Голодом его явно не морили. Ёали объяснил: кто ж станет портить дорогой товар? Кстати, и свинства среди контингента луаральцы не терпели — санитарию с гигиеной блюли. А внешний вид Лёхи — следствие его несносных манер и неуживчивого характера. Расплачивался за них он в карцере на колёсах, из которого не вылазил. Собственно, поэтому хозяин престижного Манежа смерти и решил продать поганца на рудники Глинала.

— Мне тогда только-только пятнашка стукнула. Мы в тот вечер приложились крепко. Двух люберецких корешей в армию беленькой отпевали. Соскучились пить на хате и двинули в лесок пробздеться. Точно помню, что сморило меня под берёзкой. Обнял её, как родную, проблевался пару раз. Тошно было, хоть помирай. А дальше мрак.

Уж не тот ли лесок, где меня похоронили — мелькнуло в голове у Стаса. Пробивное место между мирами?

— Очнулся в какой-то помойке, — задумчиво вещал Лёха. — Навалились на меня трое и чешут не по-нашему. Хотел в морду засветить, а руки ватные. Меня и скрутили. Будет время, расскажу в деталях. Если интересно. По возрасту у меня то на то и вышло: сопляк. Короче, попал в школу бойцов Манежа. Верней, меня туда продали. Мать, помню, всё печалилась: не бросишь свою компанию, загремишь на нары. А я её прогнозы переплюнул: загремел в рабство. Года три меня гоняли, как евреи арабов не гоняют. Потом выбросили на манеж. Давай парень: или сдохни, или заработай нам дилов с регами. Не сдох, как видишь. Даже в отморозках числился. У бойцов куча законов, а у меня один: выжить любой ценой. Буду я с ними цацкаться! Утрутся. Итак, как на гориллу в зоопарке пялились, примитивы сучьи. А у меня восемь классов. Почти профессор, — криво усмехнулся Лёха и глотнул из протянутой Бритым кружки.

Ёали не бельмеса, что втирал Нартаху странный раб. Но, понял, что они одного поля ягоды, и уважение проявил, как умел.

— Кстати, ботаном не был, но ниже четвёрок не опускался. На полном серьёзе вышку хотел поиметь. Геологом стать. Или в нефтянку податься. Башляют им, слыхал, здорово. Слушай, Стас, а как там, дома? Горбачёв долго на троне просидел? Или тоже скопытился? Он же, как раз перед моим прыжком сюда генсечить уселся.

— Не скопытился, — задумчиво поведал Стас. — Скопытили. В девяносто первом. У нас…, - осёкся он, сглотнул и продолжил: — Дома теперь не генсечат. Там теперь президент. И не совка. Союз, Лёха, развалился. Все республики теперь суверенные во всех местах, куда не сунься. Осталась Россия и всё, что в ней.

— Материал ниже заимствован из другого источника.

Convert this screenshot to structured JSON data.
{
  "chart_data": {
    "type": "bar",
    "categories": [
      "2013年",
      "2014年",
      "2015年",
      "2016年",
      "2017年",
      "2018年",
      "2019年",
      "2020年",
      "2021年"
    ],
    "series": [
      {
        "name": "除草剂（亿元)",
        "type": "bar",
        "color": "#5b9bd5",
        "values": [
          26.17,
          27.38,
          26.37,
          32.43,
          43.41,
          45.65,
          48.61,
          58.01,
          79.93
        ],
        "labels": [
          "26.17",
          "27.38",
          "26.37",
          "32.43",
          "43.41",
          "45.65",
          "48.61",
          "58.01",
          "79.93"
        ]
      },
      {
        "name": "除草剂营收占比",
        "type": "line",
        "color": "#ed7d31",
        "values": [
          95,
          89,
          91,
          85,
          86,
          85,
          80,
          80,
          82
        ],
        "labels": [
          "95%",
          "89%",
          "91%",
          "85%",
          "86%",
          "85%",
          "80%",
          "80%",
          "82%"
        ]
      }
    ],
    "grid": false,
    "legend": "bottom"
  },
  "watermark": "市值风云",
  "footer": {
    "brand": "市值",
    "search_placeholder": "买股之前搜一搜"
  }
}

— Охренеть, — не слишком удивился тот, да и не слишком заинтересовался. — Президент ЦК КПСС. Дебильно звучит.

— И КПСС скопытился, — хмыкнул Стас. — Там партий теперь, как вшей на собаке. Народ в цирк больше не ходит. Им цирк на дом поставляют, прямо в ящик. Сидишь перед ним в трельниках да любуешься на собачьи бои в госдуме. Дома, Лёха теперь расцветает загнивающий капитализм.

Они ещё чуток потрепались. Повспоминали Москву. И прочие интересности, общих, из которых, у них было хрен да маленько. Стас — продукт интеллигентской прослойки. Лёха рабоче-крестьянский, куда не копни. Стас зависал в музеях, театрах да библиотеках. Лёха во дворе, в спортивной школе да по хатам корешей. И умер-то глупо, траванувшись палёной водярой. А Стаса убили, приватизируя оставленное ему наследство. Услыхав о его пути в этот мир, Лёха не стал материться и плеваться в охреневшую мразоту. Он пристально посмотрел в глаза земляка и промолчал. Собственно, на этом посиделки и завершились. Спать Лёху-Дреба Стас забрал в свою каморку.

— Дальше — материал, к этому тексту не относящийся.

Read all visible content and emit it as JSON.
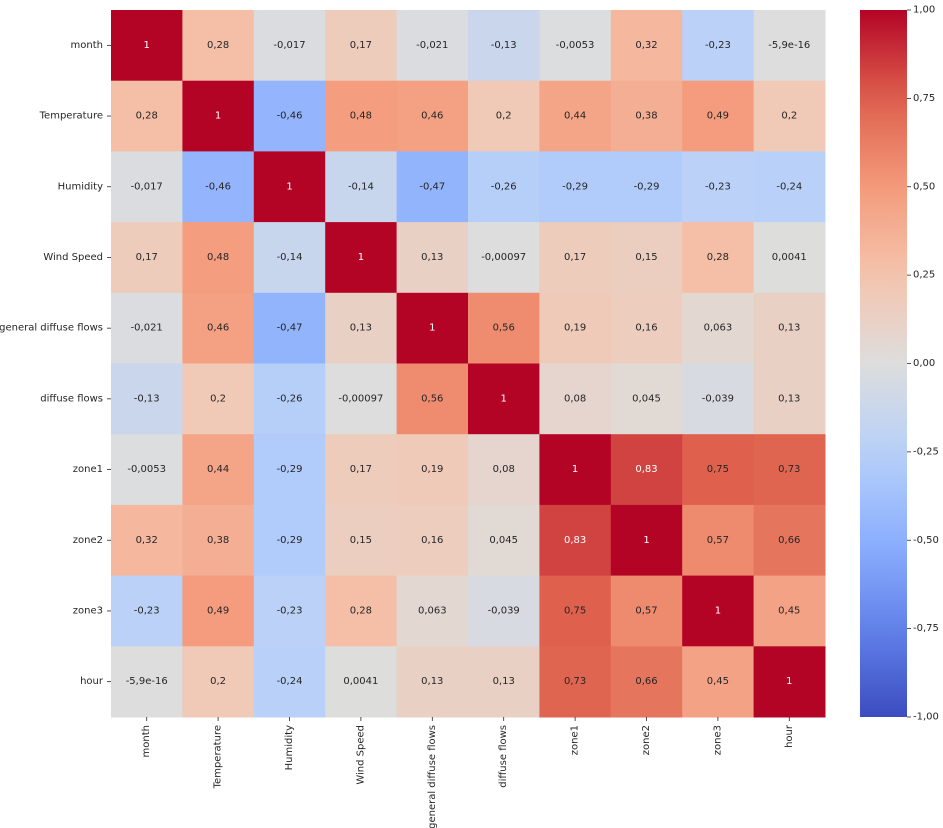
{
  "chart_data": {
    "type": "heatmap",
    "title": "",
    "xlabel": "",
    "ylabel": "",
    "rows": [
      "month",
      "Temperature",
      "Humidity",
      "Wind Speed",
      "general diffuse flows",
      "diffuse flows",
      "zone1",
      "zone2",
      "zone3",
      "hour"
    ],
    "columns": [
      "month",
      "Temperature",
      "Humidity",
      "Wind Speed",
      "general diffuse flows",
      "diffuse flows",
      "zone1",
      "zone2",
      "zone3",
      "hour"
    ],
    "values": [
      [
        1,
        0.28,
        -0.017,
        0.17,
        -0.021,
        -0.13,
        -0.0053,
        0.32,
        -0.23,
        -5.9e-16
      ],
      [
        0.28,
        1,
        -0.46,
        0.48,
        0.46,
        0.2,
        0.44,
        0.38,
        0.49,
        0.2
      ],
      [
        -0.017,
        -0.46,
        1,
        -0.14,
        -0.47,
        -0.26,
        -0.29,
        -0.29,
        -0.23,
        -0.24
      ],
      [
        0.17,
        0.48,
        -0.14,
        1,
        0.13,
        -0.00097,
        0.17,
        0.15,
        0.28,
        0.0041
      ],
      [
        -0.021,
        0.46,
        -0.47,
        0.13,
        1,
        0.56,
        0.19,
        0.16,
        0.063,
        0.13
      ],
      [
        -0.13,
        0.2,
        -0.26,
        -0.00097,
        0.56,
        1,
        0.08,
        0.045,
        -0.039,
        0.13
      ],
      [
        -0.0053,
        0.44,
        -0.29,
        0.17,
        0.19,
        0.08,
        1,
        0.83,
        0.75,
        0.73
      ],
      [
        0.32,
        0.38,
        -0.29,
        0.15,
        0.16,
        0.045,
        0.83,
        1,
        0.57,
        0.66
      ],
      [
        -0.23,
        0.49,
        -0.23,
        0.28,
        0.063,
        -0.039,
        0.75,
        0.57,
        1,
        0.45
      ],
      [
        -5.9e-16,
        0.2,
        -0.24,
        0.0041,
        0.13,
        0.13,
        0.73,
        0.66,
        0.45,
        1
      ]
    ],
    "annotations": [
      [
        "1",
        "0,28",
        "-0,017",
        "0,17",
        "-0,021",
        "-0,13",
        "-0,0053",
        "0,32",
        "-0,23",
        "-5,9e-16"
      ],
      [
        "0,28",
        "1",
        "-0,46",
        "0,48",
        "0,46",
        "0,2",
        "0,44",
        "0,38",
        "0,49",
        "0,2"
      ],
      [
        "-0,017",
        "-0,46",
        "1",
        "-0,14",
        "-0,47",
        "-0,26",
        "-0,29",
        "-0,29",
        "-0,23",
        "-0,24"
      ],
      [
        "0,17",
        "0,48",
        "-0,14",
        "1",
        "0,13",
        "-0,00097",
        "0,17",
        "0,15",
        "0,28",
        "0,0041"
      ],
      [
        "-0,021",
        "0,46",
        "-0,47",
        "0,13",
        "1",
        "0,56",
        "0,19",
        "0,16",
        "0,063",
        "0,13"
      ],
      [
        "-0,13",
        "0,2",
        "-0,26",
        "-0,00097",
        "0,56",
        "1",
        "0,08",
        "0,045",
        "-0,039",
        "0,13"
      ],
      [
        "-0,0053",
        "0,44",
        "-0,29",
        "0,17",
        "0,19",
        "0,08",
        "1",
        "0,83",
        "0,75",
        "0,73"
      ],
      [
        "0,32",
        "0,38",
        "-0,29",
        "0,15",
        "0,16",
        "0,045",
        "0,83",
        "1",
        "0,57",
        "0,66"
      ],
      [
        "-0,23",
        "0,49",
        "-0,23",
        "0,28",
        "0,063",
        "-0,039",
        "0,75",
        "0,57",
        "1",
        "0,45"
      ],
      [
        "-5,9e-16",
        "0,2",
        "-0,24",
        "0,0041",
        "0,13",
        "0,13",
        "0,73",
        "0,66",
        "0,45",
        "1"
      ]
    ],
    "colormap": "coolwarm",
    "vmin": -1,
    "vmax": 1,
    "colorbar": {
      "ticks": [
        1,
        0.75,
        0.5,
        0.25,
        0,
        -0.25,
        -0.5,
        -0.75,
        -1
      ],
      "tick_labels": [
        "1,00",
        "0,75",
        "0,50",
        "0,25",
        "0,00",
        "-0,25",
        "-0,50",
        "-0,75",
        "-1,00"
      ],
      "placement": "right"
    },
    "grid": false,
    "legend": "none"
  }
}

Первая радость от встречи с ним уже схлынула. Остался голый факт: от Лёхи в гладиаторе Дребе мало, что осталось. На гниду не похож, но и отморозком даже среди гладиаторов прослыть непросто. И что теперь? Взять его с собой? Что, довериться? Допустить до тела? А ведь кто-то совсем недавно так клялся не допускать никого, что аж вспотел — невесело усмехнулся Стас, обнимая приткнувшуюся под бочок Витку. В результате же у него теперь два приятеля: Ёали и Ук. Он им доверяет — иначе это не назовёшь. Правда, они в иной весовой категории, нежели Лёха. Ука с мелкими он спас и планирует вернуть в семью. Ёали… Вроде бы приставлен к нему по делу, а на деле уж больно душевно исполняет свои обязанности. Чувствуется, что расположен Бритый к Стасу с его компашкой. Вампирёныши в нём души не чают. Ещё бы: первый человек, кто заботиться о них, а не о том, как бы их шлёпнуть. Да и Витка — эта недотрога — Ёали симпатизирует. Жаль будет с ним расставаться…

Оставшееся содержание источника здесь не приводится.